Tuesday, December 25, 2007

Luxury Items

I have to say, I will be very glad to go back to my normal way of doing this project -- I feel pretty cut off from the world, in a funny way -- I still haven't talked to my gas station guy, but I hope to today on my way out to dinner... I still did use the Internet a little today -- but only to verify a few things -- not to find anything; it's still cheating, I know.

Even without the Internet, I still like to try to pull in information from different places -- so this morning's log is an experiment -- I hope it works.

First thread --
After yesterday's post, first I thought, that's great, maybe they simply don't put petroleum products into hair care products -- that sounds like a good idea and also a relief. But then I got to thinking that maybe that really does have to do with the choices I've made and the stores I shop in.

So I went to a place I never go to buy cosmetics.
Sure enough, Propylene Glycol and petrolatum are main ingredients in many brands of shampoo.

I'm going to divulge something that rather mortifies me now -- the shampoo I buy is one of the most overpriced things I indulge in. I'm actually a little relieved to find out (as I did yesterday) that this is actually a drug addiction... anyway, this is a figure I should not and normally would not tell anyone.

Okay --
Suave shampoo markets itself as an affordable alternative to salon shampoos. They use petrolium products.
Neutrogena shampoo is a Johnson & Johnson product -- they don't use petroleum products. $.91/oz.
That's 5.35 times the price of the alternative.
I use (probably this is about to change...) Bumble and Bumble shampoo -- after which my head feels totally relaxed and happy.
That's 8.35 times as much.

One way of thinking -- I can afford not to spread petroleum on my skin. I can afford to decide to use that bit less of oil, too. Health and environment and future are all interwoven in this economic decision/ luxury.

This got me to thinking about the price of doing the right thing. This is not a new question for me -- last year I stood for 2 hours in the old cemetery in Harvard Square with two Cambridge friends discussing the pros and cons of buying local. We were talking about book stores. The thing is, Amazon sells books for dollars less a book. I believe in a local economy -- that it's better for the globe -- I also have limited resources these days (my shampoo is a throw back to the days before I decided to embrace my poetry full-time). Should I say, if I can't afford to buy them locally I can't afford them?

Second thread --
It concerned me in the reading about Nigeria. They are not saying, get out. They are saying, make sure we see the reward. Of course we understand this -- at any level. People should be housed and fed and educated. Still, it's different than the conversation in Alaska -- we live off the whale; please don't kill it. There's a story I can look at when this little Internet ban is lifted -- one thing is that developing nations are asking to be subsidized for not making money by destroying the environment.

Third thread --
I pulled out a book this morning -- in my attempt to stay non computer based -- The Idiots Guide to Understanding Iraq, by Joseph Tragert. It's dated now, written in 2001 -- but it still has some interesting stuff in it.
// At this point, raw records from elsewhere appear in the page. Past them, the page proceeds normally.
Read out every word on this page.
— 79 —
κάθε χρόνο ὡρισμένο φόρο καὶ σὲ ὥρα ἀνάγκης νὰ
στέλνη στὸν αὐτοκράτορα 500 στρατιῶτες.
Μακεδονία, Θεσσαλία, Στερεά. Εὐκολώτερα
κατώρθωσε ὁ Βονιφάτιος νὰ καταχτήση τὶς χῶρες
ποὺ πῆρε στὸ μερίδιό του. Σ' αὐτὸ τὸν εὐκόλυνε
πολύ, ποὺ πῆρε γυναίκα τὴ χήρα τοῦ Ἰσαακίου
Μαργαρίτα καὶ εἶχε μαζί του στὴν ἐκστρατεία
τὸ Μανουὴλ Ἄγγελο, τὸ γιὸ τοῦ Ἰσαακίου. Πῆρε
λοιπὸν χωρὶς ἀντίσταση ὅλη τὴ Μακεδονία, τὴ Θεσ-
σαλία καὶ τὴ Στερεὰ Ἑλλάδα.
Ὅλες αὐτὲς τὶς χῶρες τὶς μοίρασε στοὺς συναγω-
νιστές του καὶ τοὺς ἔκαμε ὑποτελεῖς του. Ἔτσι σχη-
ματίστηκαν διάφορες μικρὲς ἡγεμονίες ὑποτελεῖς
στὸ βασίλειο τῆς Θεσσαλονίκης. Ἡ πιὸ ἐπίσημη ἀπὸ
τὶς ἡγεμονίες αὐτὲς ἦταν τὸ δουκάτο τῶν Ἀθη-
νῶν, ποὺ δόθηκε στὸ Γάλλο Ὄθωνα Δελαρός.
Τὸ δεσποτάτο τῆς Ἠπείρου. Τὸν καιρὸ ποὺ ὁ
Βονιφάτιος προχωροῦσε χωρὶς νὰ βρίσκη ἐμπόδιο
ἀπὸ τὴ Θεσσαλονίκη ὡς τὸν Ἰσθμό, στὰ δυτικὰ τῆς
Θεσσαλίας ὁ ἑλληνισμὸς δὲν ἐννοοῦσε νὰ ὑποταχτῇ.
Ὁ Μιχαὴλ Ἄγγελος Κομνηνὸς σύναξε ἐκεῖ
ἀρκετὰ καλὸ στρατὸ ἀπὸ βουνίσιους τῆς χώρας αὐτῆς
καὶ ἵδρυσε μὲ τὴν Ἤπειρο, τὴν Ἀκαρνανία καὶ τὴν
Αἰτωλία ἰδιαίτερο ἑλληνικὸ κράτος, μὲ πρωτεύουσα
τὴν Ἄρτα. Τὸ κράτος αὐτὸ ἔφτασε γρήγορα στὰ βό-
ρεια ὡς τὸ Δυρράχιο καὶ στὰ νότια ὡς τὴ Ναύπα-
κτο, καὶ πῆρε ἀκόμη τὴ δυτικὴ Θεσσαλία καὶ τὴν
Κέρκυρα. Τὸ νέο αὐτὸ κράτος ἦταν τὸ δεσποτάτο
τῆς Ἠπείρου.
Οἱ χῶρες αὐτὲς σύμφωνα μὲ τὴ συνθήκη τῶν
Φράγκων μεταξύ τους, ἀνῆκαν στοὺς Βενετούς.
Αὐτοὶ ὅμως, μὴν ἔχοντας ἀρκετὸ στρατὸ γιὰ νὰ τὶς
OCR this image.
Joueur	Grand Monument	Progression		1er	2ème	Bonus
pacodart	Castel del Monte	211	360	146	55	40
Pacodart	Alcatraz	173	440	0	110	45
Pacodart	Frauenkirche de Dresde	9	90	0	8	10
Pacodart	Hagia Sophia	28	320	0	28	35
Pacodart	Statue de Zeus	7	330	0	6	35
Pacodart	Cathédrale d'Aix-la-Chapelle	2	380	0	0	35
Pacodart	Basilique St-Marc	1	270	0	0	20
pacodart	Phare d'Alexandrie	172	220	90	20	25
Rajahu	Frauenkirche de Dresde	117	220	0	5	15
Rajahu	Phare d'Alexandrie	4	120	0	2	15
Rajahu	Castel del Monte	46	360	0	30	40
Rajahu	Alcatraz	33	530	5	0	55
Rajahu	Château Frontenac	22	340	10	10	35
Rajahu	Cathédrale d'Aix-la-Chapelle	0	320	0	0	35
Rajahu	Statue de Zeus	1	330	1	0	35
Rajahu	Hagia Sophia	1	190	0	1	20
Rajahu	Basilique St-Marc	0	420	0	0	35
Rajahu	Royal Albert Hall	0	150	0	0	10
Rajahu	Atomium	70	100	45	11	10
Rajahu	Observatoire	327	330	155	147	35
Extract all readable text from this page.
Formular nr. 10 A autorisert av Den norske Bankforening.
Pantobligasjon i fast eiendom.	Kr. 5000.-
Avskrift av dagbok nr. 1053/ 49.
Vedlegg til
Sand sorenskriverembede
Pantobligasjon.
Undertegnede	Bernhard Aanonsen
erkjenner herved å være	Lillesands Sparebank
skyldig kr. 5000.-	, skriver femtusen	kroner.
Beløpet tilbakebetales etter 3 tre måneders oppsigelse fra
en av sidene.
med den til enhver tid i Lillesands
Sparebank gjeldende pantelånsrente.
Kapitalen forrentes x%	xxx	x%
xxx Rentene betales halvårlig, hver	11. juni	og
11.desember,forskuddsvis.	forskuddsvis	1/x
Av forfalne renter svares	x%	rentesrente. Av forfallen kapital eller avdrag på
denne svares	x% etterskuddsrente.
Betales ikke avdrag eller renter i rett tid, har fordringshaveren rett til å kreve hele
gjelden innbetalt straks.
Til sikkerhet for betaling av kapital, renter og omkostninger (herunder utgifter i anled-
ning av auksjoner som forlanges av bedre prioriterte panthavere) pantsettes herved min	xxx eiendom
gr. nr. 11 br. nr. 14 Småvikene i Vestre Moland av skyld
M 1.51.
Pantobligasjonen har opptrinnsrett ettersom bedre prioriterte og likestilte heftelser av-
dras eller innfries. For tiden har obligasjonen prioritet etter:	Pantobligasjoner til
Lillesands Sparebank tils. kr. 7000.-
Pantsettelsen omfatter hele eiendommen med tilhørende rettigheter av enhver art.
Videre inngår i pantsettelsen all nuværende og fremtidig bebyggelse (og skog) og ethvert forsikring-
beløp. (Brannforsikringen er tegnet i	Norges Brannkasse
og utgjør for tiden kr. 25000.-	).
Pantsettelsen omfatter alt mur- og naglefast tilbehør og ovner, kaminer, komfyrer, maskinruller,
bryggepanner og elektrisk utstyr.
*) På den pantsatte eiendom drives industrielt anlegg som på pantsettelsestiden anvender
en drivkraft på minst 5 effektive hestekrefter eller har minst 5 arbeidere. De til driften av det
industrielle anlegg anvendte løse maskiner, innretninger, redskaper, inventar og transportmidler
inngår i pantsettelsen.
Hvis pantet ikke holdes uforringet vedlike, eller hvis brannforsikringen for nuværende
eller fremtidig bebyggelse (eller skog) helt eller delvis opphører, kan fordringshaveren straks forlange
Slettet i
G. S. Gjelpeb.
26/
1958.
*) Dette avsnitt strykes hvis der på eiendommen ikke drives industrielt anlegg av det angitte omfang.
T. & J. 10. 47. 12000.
One is a time line. Gulf Oil Company was the first US company to enter Iraqi oil fields in 1928. That's a pretty long history.

Another is that: "until recently the agricultural sector in Iraq could support the population. The combination of wartime damage to irrigation infrastructure and increased urban population means that Iraq must now import food." Remember, now -- we targeted that irrigation system on purpose.

Another aside -- the produce in the middle east is amazing. I lived briefly on a Kibbutz in Israel farming avocados. Oddly enough, I worked fixing the irrigation system. It took me a good year to eat tomatoes and avocados in the States again -- there they had more flavor and texture. Not shipped, not sprayed, not refrigerated... The way fruit should be. I'm sad to think that for Iraqis this is another casualty of war -- with all they've lost, there is something so fundamental about the experience of senses. Touch. Taste. Smell.

I'm not sure all these threads are really connected the way I'd hoped -- still they feel that way. Money, Land, Choice, Privilege.

After all of that, I kind of wish I'd done something more in tune with the holiday. If you are reading this today -- whatever your faith and circumstance -- I hope your day is warm, with a cookie, some relaxing, a little luxury and love.